Wednesday, July 18, 2007

Directionality

Different scripts are written in different directions. The early alphabet could be written in any direction: either horizontal (left-to-right or right-to-left) or vertical (up or down). It could also be written boustrophedon: starting horizontally in one direction, then turning at the end of the line and reversing direction. Egyptian hieroglyph is one such script, where the beginning of a line written horizontally was to be indicated by the direction in which animal and human ideograms are looking.

The Greek alphabet and its successors settled on a left-to-right pattern, from the top to the bottom of the page. Other scripts, such as Arabic and Hebrew, came to be written right-to-left.
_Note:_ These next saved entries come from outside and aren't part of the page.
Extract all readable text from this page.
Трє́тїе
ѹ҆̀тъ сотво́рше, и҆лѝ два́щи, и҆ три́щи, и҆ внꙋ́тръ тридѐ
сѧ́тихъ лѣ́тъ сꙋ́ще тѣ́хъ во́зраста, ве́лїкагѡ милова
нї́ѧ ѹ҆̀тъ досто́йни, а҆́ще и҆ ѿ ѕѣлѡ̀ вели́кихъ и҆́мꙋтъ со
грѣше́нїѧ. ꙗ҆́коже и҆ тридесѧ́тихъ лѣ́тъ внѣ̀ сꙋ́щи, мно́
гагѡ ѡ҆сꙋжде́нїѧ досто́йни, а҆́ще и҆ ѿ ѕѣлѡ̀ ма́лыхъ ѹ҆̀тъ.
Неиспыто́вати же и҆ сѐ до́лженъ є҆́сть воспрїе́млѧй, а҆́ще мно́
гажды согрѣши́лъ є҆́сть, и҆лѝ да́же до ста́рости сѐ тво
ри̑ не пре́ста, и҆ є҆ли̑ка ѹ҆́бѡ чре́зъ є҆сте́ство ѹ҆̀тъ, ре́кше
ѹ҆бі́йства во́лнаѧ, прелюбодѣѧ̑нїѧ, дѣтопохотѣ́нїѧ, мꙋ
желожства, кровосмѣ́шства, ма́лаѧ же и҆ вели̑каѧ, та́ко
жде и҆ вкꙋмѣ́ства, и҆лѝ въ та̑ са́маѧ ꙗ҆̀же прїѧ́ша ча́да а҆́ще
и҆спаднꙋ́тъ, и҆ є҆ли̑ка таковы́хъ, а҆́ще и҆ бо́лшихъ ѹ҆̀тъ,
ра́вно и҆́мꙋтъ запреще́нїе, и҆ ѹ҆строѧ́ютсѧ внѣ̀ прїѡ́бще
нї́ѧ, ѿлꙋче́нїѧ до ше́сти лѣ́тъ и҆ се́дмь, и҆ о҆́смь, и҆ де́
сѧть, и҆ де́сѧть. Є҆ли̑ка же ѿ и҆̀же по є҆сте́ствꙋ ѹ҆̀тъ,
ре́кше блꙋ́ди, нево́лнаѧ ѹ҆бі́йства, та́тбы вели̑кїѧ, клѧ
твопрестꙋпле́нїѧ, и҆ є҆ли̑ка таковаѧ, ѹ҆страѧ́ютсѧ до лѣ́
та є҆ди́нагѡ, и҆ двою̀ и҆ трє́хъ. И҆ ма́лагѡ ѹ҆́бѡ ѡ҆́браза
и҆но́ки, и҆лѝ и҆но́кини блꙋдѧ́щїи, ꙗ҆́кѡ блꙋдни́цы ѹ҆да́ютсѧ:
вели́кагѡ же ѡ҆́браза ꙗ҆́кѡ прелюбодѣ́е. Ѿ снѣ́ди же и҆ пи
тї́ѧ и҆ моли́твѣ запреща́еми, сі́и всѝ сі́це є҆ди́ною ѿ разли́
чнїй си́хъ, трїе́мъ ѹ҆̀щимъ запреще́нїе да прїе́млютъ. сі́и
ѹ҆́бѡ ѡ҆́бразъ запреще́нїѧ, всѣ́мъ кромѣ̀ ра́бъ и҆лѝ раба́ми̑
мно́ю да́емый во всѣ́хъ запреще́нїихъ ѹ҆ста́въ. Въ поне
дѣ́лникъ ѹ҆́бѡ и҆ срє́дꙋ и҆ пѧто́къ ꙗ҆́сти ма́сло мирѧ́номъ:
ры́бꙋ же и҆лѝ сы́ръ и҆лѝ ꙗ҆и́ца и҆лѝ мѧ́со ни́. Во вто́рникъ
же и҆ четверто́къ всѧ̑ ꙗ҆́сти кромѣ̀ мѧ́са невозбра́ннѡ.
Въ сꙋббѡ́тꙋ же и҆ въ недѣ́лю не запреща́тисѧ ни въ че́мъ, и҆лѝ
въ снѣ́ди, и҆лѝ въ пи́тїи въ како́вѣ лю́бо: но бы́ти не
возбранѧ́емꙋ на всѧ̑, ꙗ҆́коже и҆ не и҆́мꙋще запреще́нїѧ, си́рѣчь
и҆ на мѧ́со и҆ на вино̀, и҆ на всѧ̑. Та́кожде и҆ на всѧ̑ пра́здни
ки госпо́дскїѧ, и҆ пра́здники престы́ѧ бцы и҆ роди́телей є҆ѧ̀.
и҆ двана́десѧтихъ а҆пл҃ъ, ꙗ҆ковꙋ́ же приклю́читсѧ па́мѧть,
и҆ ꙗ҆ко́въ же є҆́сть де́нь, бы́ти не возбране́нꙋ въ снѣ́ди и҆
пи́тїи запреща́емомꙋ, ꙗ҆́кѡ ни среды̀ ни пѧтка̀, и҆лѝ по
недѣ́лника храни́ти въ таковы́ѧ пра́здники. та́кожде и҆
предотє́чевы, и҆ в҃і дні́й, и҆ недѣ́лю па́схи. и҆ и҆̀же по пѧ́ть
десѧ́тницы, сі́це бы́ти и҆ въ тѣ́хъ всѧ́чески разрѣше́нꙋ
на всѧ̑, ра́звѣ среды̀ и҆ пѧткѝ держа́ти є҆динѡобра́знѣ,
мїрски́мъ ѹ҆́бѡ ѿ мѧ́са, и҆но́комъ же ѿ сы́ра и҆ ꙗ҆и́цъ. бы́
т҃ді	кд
Scripts that incorporate Chinese characters have traditionally been written vertically (top-to-bottom), from the right to the left of the page, but nowadays are frequently written left-to-right, top-to-bottom, due to Western influences, a growing need to accommodate terms in the Roman alphabet, and technical limitations in popular electronic document formats. The Mongolian alphabet is unique in being the only script written top-to-bottom, left-to-right; this direction originated from an ancestral Semitic direction by rotating the page 90° counter-clockwise to conform to the appearance of Chinese writing. Scripts with lines written away from the writer, from bottom to top, also exist, such as several used in the Philippines and Indonesia.